U.S. President Joe Biden signs the condolence book for Pope Emeritus Benedict XVI at the Apostolic Nunciature of the Holy See in Washington, D.C., on Jan. 5, 2023. / Photo by JIM WATSON/AFP via Getty Images

Boston, Mass., Jan 6, 2023 / 10:40 am (CNA).

President Joe Biden visited the Vatican embassy in Washington, D.C., known as the apostolic nunciature, on Thursday to sign a book of condolences for Pope Benedict XVI, who died Dec. 31.

After being greeted by Archbishop Christophe Pierre, the Vatican’s nuncio to the United States, the president wrote:

“Together with Catholics across the United States, I join in mourning the passing of Pope Emeritus Benedict,” according to the AP.

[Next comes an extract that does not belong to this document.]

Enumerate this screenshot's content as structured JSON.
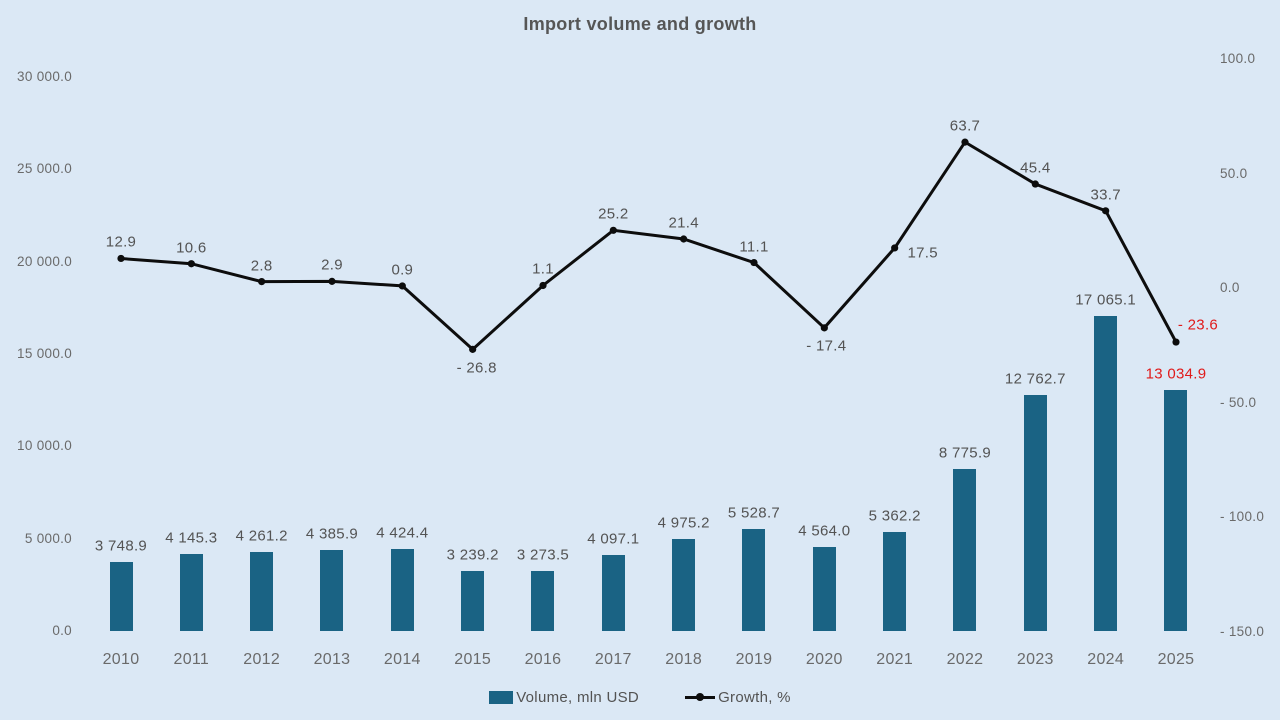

“He was a brilliant scholar and truly Holy Man. I will always cherish our time together at the Vatican when he was Pope discussing Catholic theology. He was a great theologian and I learned much in a few hours. May his soul rest eternally with the Lord,” he wrote.

“It’s a great honor,” Biden can be heard saying on a C-SPAN video after writing his message.

Biden did not attend Benedict’s funeral, which took place on Jan. 5 in St. Peter’s Square at the Vatican.

Only two countries, Italy and Germany, sent official state delegations to attend the funeral, because they were the only two countries that were asked to attend in an official capacity. Other heads of state were welcome to attend in a personal capacity.

Some heads of state who attended in an unofficial capacity included Poland’s President Andrzej Duda, Hungary’s Prime Minister Viktor Orban, Czech Prime Minister Petr Fiala, Slovenian President Nataša Pirc Musar, Queen Sofia of Spain, and King Philip and Queen Mathilde of Belgium.

Joe Donnelly, the U.S. ambassador to the Holy See, attended the funeral and represented the United States.

Biden told EWTN White House correspondent Owen Jensen on Jan. 4 about a meeting he once had with Pope Benedict, in which they spoke about theology.

“I had an opportunity to spend some time with Pope Benedict, a couple of hours, and he was a great. … And reminded me of going back to theology class,” Biden said.

“We spoke about Aquinas and about [the] Summa Theologica,” Biden said, referring to St. Thomas Aquinas’s influential theological writings.

“I found him to be relaxing, very rational, and he had a more conservative view within the Catholic realm than I have. I’m closer to the present pope in terms of his philosophy, his view,” Biden said.

“But I admired him, I thought he was a fine man,” he added.